Aku sangat sayang sama dia dan juga sangat kasihan, pasalnya tulang punggung
keluarga telah tiada dan otomatis ada yang berkurang dari keharmonisan keluarga
yang selama ini terjalin.
Hari
berganti hari, minggu berganti minggu, bulan berganti bulan dan tahun berganti
tahun rupanya ketakutan yang selama ini aku pendam dalam hatiku tak seburuk
yang terjadi. Kekhawatiran yang selama ini kurasa ternyata tidak terjadi. Ibuku
terlihat makin tegar dan kuat. Kesedihan memang wajar menimpa setiap orang.
Tapi kesedihan bukanlah segalanya karena ada yang lebih penting dari hanya
kesedihan, yaitu bangkit dan mengambil pelajaran untuk menuju kehidupan lebih
baik. Kesedihan dan kesusahan merupakan bumbu wajib untuk menguji manusia
apakah dia tetap tabah dan tegar atau semakin kalah dan menyerah.

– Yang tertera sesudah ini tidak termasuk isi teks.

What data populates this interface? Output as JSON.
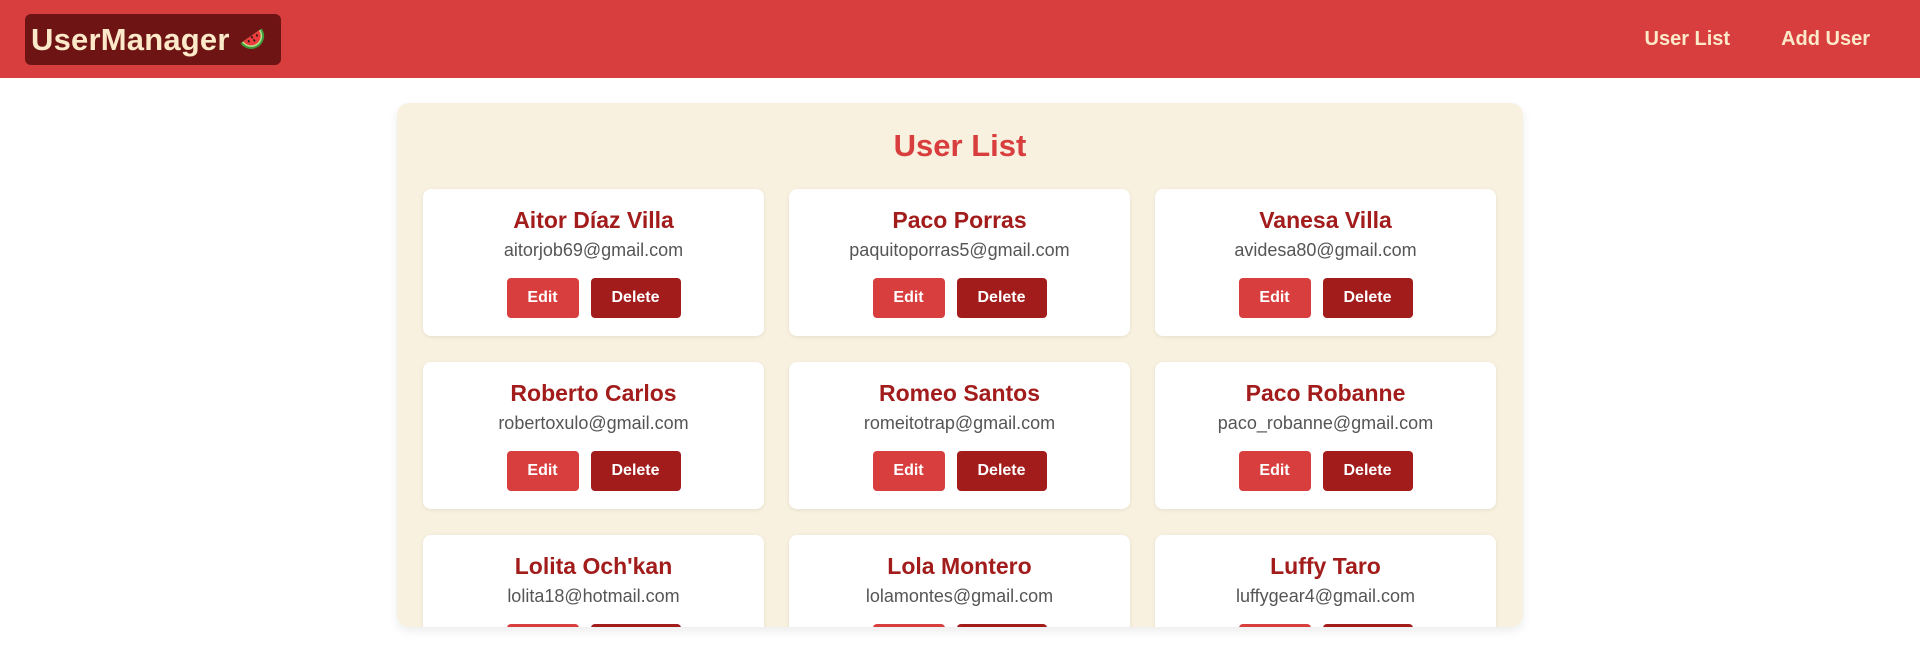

Al-hamdulillah dengan komitmen keimanan yang kami miliki semua bisa terlewati
dengan mudah. Tapi ada keganjilan selama ini hidup tanpa bapak, namun sisi
positifnya berimbang. Ada banyak pelajaran yang aku dapatkan, dari soal
kemandirian, kedewasaan hingga keuletan dalam menjalani hidup.
Setiap
kali aku ingat bapak entah mengapa aku selalu menangis. Mungkin terlalu banyak
kenangan indah yang tersimpan bersamanya. Dalam hati aku pernah punya keinginan
dan harapan bahwa nanti aku ingin mendapat jodoh yang mirip dengan bapakku.
Sesosok figur yang bertanggung jawab, peduli sosial, taat beragama dan
mempunyai pendirian teguh. Ada yang belum aku tanyakan sama al-marhum bapak
mengenai arti dari namaku, Salsabila. Namun pertanyaanku itu tak berani
kutanyakan hingga beliau meninggal. Kupikir aku tidak mau mengganggu kegiatan
beliau dengan hanya menanyakan arti dari sebuah nama.
Tanpa
dinyana, kesempatan untuk mengetahui tentang arti namaku tanpa kuniatkan
sebelumnya ternyata tiba. Ada guru baru disekolahku yang kebetulan mengajar
tentang tafsir al-Qur`an kebetulan yang dibahas ialah surat al-Insan ayat lima
sampai dua tiga. Aku hanyut dalam penjelasannya yang demikian dalam dan luas.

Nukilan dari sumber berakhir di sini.